Gevlon, as I have noted elsewhere, is an ignorant amateur outsider when it comes to software development in general, and all the more so when discussing the situation involving any particular video game, so his determination as to what should be easy to fix and how long it should take carries exactly zero weight.

This is not an insult, but a statement of fact.

I am an ignorant, amateur, outsider when it comes to treating cancer.  It seems like you should just be able to cut that shit out and be done with it.  Also, Jesus, doesn’t radiation give you cancer?  And the chemicals in chemotherapy were derived from mustard gas!  Why would you use that on people?

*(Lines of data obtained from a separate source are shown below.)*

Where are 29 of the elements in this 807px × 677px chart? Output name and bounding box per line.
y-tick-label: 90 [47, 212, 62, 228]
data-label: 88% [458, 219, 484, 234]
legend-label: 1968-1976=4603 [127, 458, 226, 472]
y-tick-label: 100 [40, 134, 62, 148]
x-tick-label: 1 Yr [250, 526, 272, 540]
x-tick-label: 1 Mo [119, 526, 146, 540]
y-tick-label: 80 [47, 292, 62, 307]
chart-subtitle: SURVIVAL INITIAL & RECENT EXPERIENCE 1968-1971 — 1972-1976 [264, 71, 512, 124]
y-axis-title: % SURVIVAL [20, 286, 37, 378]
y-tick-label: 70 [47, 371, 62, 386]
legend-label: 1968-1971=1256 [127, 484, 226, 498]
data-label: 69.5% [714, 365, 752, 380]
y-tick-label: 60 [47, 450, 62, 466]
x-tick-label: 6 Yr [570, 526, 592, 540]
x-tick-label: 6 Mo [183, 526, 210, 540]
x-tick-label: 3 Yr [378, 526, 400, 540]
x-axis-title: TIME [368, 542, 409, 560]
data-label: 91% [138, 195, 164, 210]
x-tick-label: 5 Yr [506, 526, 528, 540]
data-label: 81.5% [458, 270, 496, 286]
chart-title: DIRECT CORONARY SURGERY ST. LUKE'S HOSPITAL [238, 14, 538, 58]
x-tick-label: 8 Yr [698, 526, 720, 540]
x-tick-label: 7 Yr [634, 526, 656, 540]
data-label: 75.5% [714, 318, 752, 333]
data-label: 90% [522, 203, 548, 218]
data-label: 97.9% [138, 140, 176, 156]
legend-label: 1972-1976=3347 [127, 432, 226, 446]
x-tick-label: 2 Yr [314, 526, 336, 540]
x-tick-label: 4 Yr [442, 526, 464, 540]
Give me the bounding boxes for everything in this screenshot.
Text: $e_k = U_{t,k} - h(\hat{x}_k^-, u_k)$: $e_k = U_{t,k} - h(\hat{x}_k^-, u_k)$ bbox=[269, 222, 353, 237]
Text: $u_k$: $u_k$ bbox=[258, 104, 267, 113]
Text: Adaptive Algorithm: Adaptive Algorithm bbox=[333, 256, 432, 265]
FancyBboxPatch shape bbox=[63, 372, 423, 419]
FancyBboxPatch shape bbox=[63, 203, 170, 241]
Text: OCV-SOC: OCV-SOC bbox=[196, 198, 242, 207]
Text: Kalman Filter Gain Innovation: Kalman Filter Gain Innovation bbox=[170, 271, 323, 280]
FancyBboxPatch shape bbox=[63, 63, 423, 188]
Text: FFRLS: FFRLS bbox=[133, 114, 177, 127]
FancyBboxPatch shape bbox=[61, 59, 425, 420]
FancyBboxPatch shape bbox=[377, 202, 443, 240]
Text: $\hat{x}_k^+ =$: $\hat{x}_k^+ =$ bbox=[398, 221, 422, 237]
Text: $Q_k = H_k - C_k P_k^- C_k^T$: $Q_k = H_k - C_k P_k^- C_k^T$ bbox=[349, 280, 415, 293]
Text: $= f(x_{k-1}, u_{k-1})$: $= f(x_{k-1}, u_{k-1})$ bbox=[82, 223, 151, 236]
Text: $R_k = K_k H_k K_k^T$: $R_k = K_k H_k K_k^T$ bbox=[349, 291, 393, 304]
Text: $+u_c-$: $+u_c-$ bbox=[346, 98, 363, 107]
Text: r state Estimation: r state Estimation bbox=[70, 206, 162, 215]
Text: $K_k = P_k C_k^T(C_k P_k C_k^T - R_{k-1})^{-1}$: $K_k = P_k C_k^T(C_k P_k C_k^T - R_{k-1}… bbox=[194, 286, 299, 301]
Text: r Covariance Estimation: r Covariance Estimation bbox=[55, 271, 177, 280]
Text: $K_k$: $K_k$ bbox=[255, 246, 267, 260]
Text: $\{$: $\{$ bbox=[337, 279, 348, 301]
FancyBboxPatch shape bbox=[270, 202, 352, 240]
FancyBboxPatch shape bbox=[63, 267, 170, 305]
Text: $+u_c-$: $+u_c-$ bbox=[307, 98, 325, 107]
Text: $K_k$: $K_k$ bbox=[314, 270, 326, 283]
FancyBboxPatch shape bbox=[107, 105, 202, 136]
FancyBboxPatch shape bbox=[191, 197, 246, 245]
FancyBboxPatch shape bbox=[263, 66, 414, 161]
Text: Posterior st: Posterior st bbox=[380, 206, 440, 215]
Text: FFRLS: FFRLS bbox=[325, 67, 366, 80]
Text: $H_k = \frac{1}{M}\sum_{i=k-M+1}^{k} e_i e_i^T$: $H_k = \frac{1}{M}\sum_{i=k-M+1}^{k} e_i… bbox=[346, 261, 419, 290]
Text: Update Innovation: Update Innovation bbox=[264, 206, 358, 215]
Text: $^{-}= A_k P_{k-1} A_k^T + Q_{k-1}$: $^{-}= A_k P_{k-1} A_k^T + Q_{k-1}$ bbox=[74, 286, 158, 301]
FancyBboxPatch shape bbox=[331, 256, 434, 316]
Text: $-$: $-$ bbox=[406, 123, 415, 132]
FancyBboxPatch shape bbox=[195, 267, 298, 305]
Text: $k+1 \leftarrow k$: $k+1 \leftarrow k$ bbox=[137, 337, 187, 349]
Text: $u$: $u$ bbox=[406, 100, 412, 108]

So if you see me hanging out the oncology department at your local hospital, feel free to discount any advice I might give you.

The difference between those two situations is that I know and admit that I am the ignorant amateur outsider and Gevlon does not.  He thinks his assessments are meaningful.

They are not.

Which leaves him with very little to support his hypothesis besides his idea that people don’t spend time doing things that do not bring them the greatest financial benefit.  At that point you have to start asking why he spends time blogging.  That is giving something away for free, something that has value.  Imagine the page views his posts would get from enraged fan boys on a site like Massively OP!  He doesn’t even run ads on his own site, so he fails by his own logic.

To summarize:

  • The alleged financial motivation to become a corrupt developer is nonsensical and counter productive; there are easier way to make more money and people do value things besides a paycheck.
  • Positions where being a corrupt game developer are extremely limited; real money trading has to be involved somehow.
  • No substantial external evidence exists that anybody is pursuing this career path in any numbers; where are the news stories?
  • The remaining evidence offered lacks credibility; Gevlon is not in a position to know and his own logic argues against him.

So while I would not deny that corrupt game developers may be out there, it seems more like something subject to occasional circumstances where opportunity arises and not a career path anybody set out on to offset the poor pay offered by their chosen industry.

The burden of proof lies on Gevlon to prove that that the situation is otherwise and so far he has failed completely on that front.